Le bilan pédagogique et financier, sans la semaine de calvaire
Le BPF n'est pas difficile. Ce qui est difficile, c'est de retrouver en avril des chiffres qu'on n'a pas comptés en octobre.
Chaque printemps, tout organisme de formation déclare son bilan pédagogique et financier : les produits de l'année par origine de financement, les publics formés, les heures réalisées, les spécialités enseignées. Sur le papier, c'est un formulaire. En pratique, c'est la semaine la plus redoutée de l'année — parce que le formulaire demande des chiffres sous un découpage que la comptabilité ne connaît pas.
Pourquoi c'est si pénible
Votre comptable classe les produits par client. Le BPF les demande par TYPE de financeur : entreprises, OPCO, CPF, financements publics, particuliers. Votre planning compte des journées de formation ; le BPF veut des heures-stagiaires, réparties par public et par objectif de formation. Aucun de ces découpages n'existe naturellement — sauf si chaque facture et chaque session portent, dès leur création, le rattachement que le bilan demandera.

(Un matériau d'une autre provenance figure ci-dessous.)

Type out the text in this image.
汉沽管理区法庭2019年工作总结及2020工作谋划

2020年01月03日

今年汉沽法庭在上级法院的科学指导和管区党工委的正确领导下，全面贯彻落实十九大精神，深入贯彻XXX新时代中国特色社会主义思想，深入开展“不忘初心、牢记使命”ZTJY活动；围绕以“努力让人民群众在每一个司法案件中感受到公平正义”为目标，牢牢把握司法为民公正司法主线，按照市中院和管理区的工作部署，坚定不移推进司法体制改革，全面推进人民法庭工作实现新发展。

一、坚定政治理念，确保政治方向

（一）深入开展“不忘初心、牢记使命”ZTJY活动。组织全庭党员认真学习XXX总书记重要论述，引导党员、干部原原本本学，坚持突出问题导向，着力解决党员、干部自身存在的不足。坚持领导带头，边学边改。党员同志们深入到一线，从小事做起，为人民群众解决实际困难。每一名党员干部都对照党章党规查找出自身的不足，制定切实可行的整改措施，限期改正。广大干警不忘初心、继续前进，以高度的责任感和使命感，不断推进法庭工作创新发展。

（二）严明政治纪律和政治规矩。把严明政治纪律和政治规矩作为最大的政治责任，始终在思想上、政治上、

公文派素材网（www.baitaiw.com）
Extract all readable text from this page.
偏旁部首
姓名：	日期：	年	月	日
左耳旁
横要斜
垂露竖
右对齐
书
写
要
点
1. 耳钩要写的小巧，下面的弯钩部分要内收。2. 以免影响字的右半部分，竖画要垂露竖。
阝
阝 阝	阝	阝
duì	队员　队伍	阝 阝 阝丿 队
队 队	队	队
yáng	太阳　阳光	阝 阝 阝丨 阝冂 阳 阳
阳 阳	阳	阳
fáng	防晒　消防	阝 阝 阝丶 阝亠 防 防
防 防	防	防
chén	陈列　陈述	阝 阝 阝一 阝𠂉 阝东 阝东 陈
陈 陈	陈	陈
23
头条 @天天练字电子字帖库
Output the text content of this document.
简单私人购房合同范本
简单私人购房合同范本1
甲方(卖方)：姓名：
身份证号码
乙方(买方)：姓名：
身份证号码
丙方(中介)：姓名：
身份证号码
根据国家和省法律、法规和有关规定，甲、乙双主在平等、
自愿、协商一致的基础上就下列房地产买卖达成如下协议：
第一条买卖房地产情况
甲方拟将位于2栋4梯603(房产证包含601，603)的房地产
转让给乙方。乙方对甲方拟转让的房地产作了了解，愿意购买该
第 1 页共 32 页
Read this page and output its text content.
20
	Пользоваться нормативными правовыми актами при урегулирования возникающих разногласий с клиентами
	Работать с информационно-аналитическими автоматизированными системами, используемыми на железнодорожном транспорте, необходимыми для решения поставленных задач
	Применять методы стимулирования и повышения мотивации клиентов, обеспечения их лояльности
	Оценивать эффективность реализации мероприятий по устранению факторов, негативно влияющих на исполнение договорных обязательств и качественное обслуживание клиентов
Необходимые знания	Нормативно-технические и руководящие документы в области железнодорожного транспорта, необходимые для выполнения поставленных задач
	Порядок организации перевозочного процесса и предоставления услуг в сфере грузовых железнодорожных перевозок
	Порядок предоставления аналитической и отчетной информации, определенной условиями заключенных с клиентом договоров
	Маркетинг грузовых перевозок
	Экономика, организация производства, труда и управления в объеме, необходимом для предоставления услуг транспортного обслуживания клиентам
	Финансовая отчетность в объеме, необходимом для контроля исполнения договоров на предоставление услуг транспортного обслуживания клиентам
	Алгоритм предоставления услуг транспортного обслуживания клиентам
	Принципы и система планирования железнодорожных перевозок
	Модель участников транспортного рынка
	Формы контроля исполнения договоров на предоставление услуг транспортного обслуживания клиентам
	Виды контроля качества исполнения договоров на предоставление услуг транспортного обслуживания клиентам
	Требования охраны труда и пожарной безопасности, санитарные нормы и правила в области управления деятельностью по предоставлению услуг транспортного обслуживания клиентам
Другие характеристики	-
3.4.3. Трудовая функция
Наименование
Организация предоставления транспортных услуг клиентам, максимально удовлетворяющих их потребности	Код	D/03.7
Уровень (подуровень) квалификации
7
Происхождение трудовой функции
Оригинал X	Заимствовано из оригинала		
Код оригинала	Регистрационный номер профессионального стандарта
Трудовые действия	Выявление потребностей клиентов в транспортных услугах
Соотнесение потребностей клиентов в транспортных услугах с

Ce qu'il faut rattacher toute l'année
- Chaque facture à son type de financeur — c'est la ventilation des produits, la partie la plus contrôlée du bilan.
- Chaque session à sa spécialité de formation (le code NSF de son programme).
- Chaque apprenant à son statut : salarié, demandeur d'emploi, particulier… C'est la répartition des publics.
- Les heures réellement suivies — et le plus solide, ce sont les heures émargées, pas les heures prévues au planning.
- Les contrats d'apprentissage à part : ils suivent leur propre logique et se déclarent distinctement.
Le contrôle qui évite la mauvaise surprise
Le total des produits déclarés au BPF doit se rapprocher de ce que dit la comptabilité. Un écart s'explique — un produit hors formation, un avoir — mais il faut l'avoir vu AVANT de déclarer. La bonne pratique : rapprocher le bilan calculé de la balance comptable, ligne à ligne, et documenter chaque écart. C'est ce rapprochement que Preuva automatise : vous téléversez la balance, l'outil compare aux factures rattachées et liste ce qui reste à expliquer. Les chiffres viennent de vos données ; l'explication des écarts reste la vôtre.